RECURRENT IDIOPATHIC THROMBOCYTOPENIC PURPURA IN CHILDHOOD

INTRODUCTION: Idiopathic thrombocytopenic purpura (ITP) is usually a benign disease that remits within weeks to years. The literature on recurrent ITP (rITP) is limited. OBJECTIVE: The aim of this study was to retrospectively review patients with rITP who were followed up during the period of 1975–2004. METHODS: We reviewed the outcome of 790 children with rITP RESULTS: Among 790 children with ITP, 47 (5.2%) presented with >1 episode of thrombocytopenia.
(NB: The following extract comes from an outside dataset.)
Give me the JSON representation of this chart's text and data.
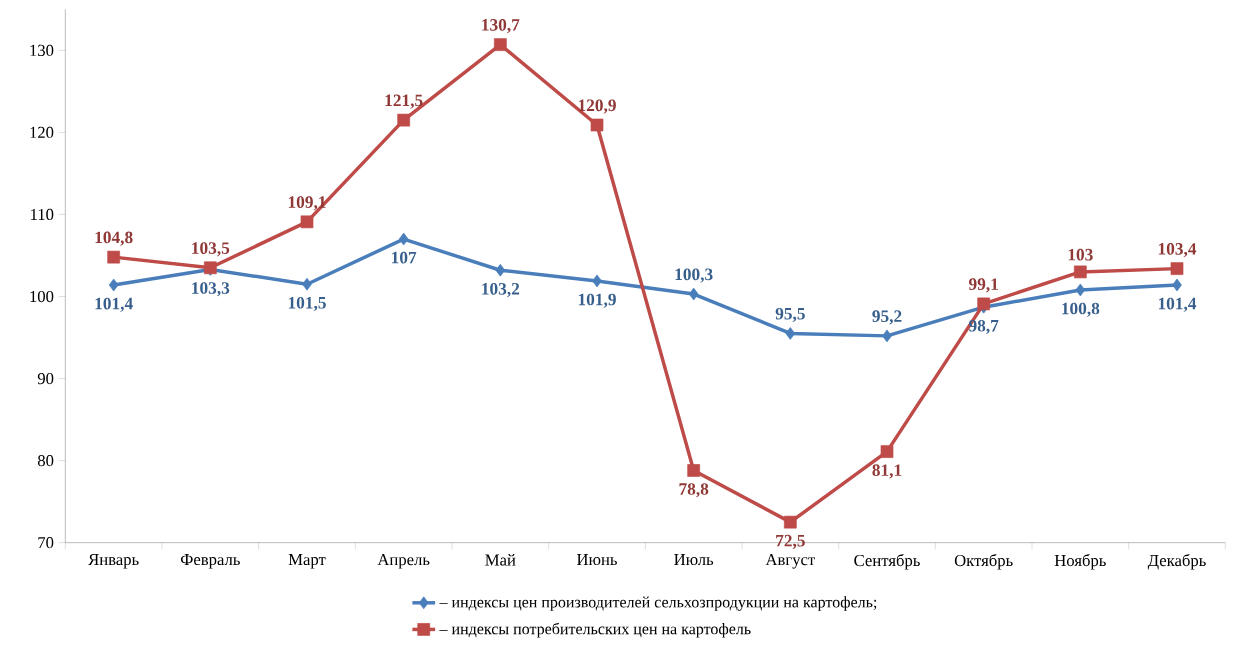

The median age of the children at onset of the disease was 55.9 ± 35.3 months and at final remission was 94.4 ± 58.9 months. The majority of patients (76.6%) had 1 recurrence, whereas the rest of them had >1 recurrence (up to 4); the total number of recurrences was 63. The interval between 2 episodes was 3 years in 14%. Almost half the patients demonstrated bleeding manifestations at diagnosis, whereas only a minority (5) showed bleeding symptoms during the first recurrence. Hemorrhages occurred at times of severe thrombocytopenia and were, in general, mild; however, 1 patient suffered intracranial hemorrhage. Of the episodes, 28.6% necessitated hospitalization and 17.5% required therapeutic intervention with corticosteroids or/and intravenous immunoglobulin. The long-term outcome of all patients was excellent, and none of them needed splenectomy. CONCLUSIONS: rITP occurs mostly in young children, has a good outcome after >1 to 5 episodes, and a median age that ranges from months to years. The course is more often benign; however, life-threatening hemorrhage may occur in a severely thrombocytopenic patient.